Multisystem inflammatory syndrome — a rare and severe COVID-19 complication first characterized in children — presents differently among adults and may be underdiagnosed as a result, according to a study published May 19 in JAMA Network Open.

Researchers at Vanderbilt University Medical Center in Nashville, Tenn., analyzed data on 15 hospitalized COVID-19 patients who met the working definition for multisystem inflammatory syndrome in adults, or MIS-A, between March 1 and Sept. 30, 2020. 

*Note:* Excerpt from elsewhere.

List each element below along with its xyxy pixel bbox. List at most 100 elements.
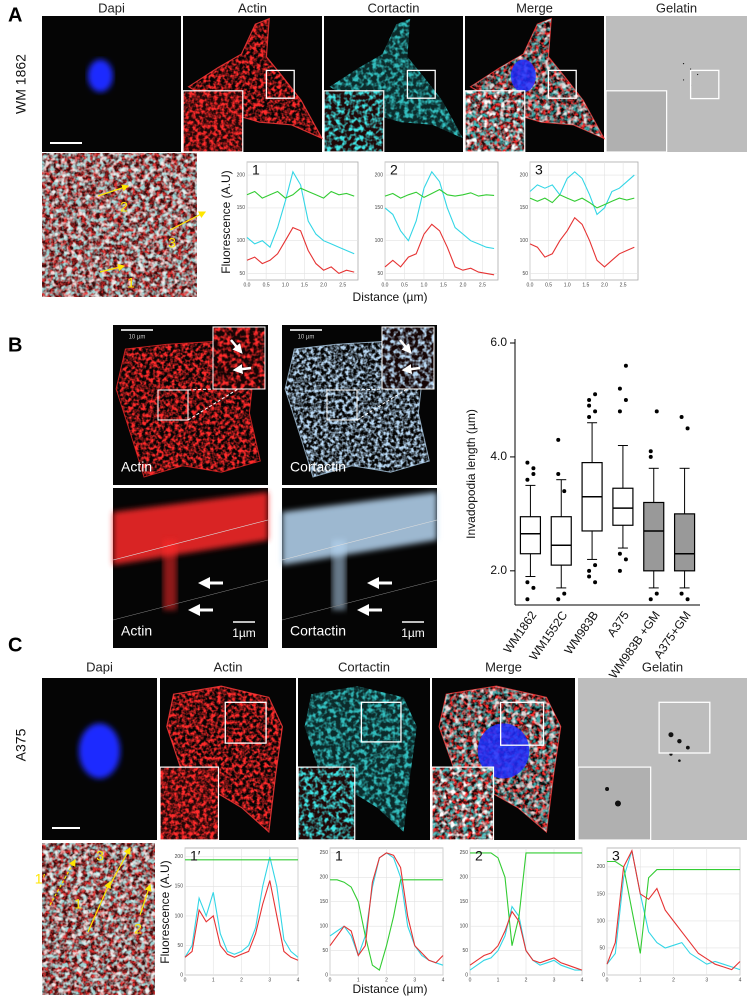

Nine of 15 patients with MIS-A had acute COVID-19 symptoms. In most pediatric cases, children develop the complication after having a mild or asymptomatic COVID-19 infection. 

"In adults, the overlapping symptoms of acute COVID-19 and MIS-A make differentiating the [two] diagnoses difficult," Eric Chow, MD, an infectious disease fellow in the department of medicine at the University of Washington in Seattle, said in an accompanying commentary also published in JAMA Network Open.

Researchers found only three of the 15 patients were diagnosed with MIS-A, even though they all met the criteria for the condition. Three patients were previously hospitalized for COVID-19 before being admitted for their MIS-A symptoms, and the median period between hospitalizations was 23 days.

The median number of organs affected by the illness was four, with the gastrointestinal, hematologic and kidney systems being the most commonly affected.

"These data suggest that, although uncommon, MIS-A has a more heterogeneous clinical presentation than previously appreciated and is commonly underdiagnosed," researchers said.

Editor's note: This article was updated May 21 at 3:30 p.m. CT. A previous version of this article included an incorrect title for Dr. Eric Chow. Becker's regrests this error.